日本政府がこのほど、ロシアのウクライナ侵攻に伴う原油価格や物価の高騰に対応する緊急経済対策を発表した。国費で6兆2000億円を充て、政府が決定したガソリンや灯油などの価格を維持するためにこのなかから1兆5000億円を補助するというもの。
具体的には、ガソリン価格を抑えるために石油元売り会社への補助金の上限を1リットル当たり最大25円から35円に増額し、期間を今年9月末まで延長したうえで価格の抑制目標は172円から168円に引き下げるとしている。実際にその効果はいかほどのものになるのだろうか?
文/福田俊之、写真/ベストカー編集部、AdobeStock(トビラ写真:moonrise@AdobeStock)
【画像ギャラリー】岸田政権による緊急経済対策、クルマ界への影響はどう出ているのか?(6枚)画像ギャラリー■上限を上回る補助金で現在の価格水準を何とか維持
ガソリン価格がリッター200円超――これは将来の懸念ではなく、目の前にある現実だ。街のガソリンスタンドの電光板には160円、170円といった価格が表示されている。資源エネルギー庁によれば、5月16日時点でのレギュラーガソリンの全国平均価格は170.4円だった。
実はその価格は本来のものではない。「激変緩和策」との名目で岸田政権が物価高騰に対する緊急経済対策として掲げた6兆2000億円のうち、2021年度補正予算分の893億円に続き、1兆5000億円を原油価格高騰対策として石油元売り各社に補填する補助金の効果が出ているからだ。そのため、実際の小売価格より安くなっているのだ。

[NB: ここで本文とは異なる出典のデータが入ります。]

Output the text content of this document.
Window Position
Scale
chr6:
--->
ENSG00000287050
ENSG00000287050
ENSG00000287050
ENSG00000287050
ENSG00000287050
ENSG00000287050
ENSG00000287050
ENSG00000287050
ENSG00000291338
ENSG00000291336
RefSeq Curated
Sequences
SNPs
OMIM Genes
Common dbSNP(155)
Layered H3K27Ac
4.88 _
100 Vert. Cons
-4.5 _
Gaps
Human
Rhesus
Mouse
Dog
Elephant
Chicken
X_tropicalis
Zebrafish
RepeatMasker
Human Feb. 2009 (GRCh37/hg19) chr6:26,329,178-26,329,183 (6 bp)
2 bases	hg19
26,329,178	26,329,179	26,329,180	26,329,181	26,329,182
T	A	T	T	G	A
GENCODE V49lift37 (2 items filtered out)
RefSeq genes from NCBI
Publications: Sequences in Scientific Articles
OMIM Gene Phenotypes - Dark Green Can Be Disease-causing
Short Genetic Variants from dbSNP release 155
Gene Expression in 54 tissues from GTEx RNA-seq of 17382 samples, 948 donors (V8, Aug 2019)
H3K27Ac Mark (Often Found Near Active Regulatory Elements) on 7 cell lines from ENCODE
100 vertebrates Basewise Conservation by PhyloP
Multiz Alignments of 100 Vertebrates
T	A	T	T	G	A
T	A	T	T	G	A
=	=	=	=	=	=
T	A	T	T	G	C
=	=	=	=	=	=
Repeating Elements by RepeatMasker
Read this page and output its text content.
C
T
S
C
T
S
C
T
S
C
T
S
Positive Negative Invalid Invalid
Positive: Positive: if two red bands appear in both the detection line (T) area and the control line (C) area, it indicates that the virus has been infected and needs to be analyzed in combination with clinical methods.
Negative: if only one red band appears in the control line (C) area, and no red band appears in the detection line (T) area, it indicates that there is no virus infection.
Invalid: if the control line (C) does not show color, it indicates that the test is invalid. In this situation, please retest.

「目が慣れる」とは恐ろしいものである。補助金の支給が始まった今年1月時点では世界的な原油価格の指標のひとつ、米国のWTI(西テキサス中質)原油は1バレル=80ドル前後、ガソリン1リットルあたりの補助金は5円だった。が、ウクライナ情勢が悪化するにつれて原油価格は急騰。一時は130ドル/バレルをつけ、現在も110ドル/バレル前後で推移している。
当初、最大で1リットルあたり25円に設定していた補助金ではガソリン価格の上昇分を補填できなくなり、大型連休前に上限を35円まで引き上げた。現在はその「上限」を上回る補助金を出すことで、ようやく現状の価格水準に抑え込んでいるという状況である。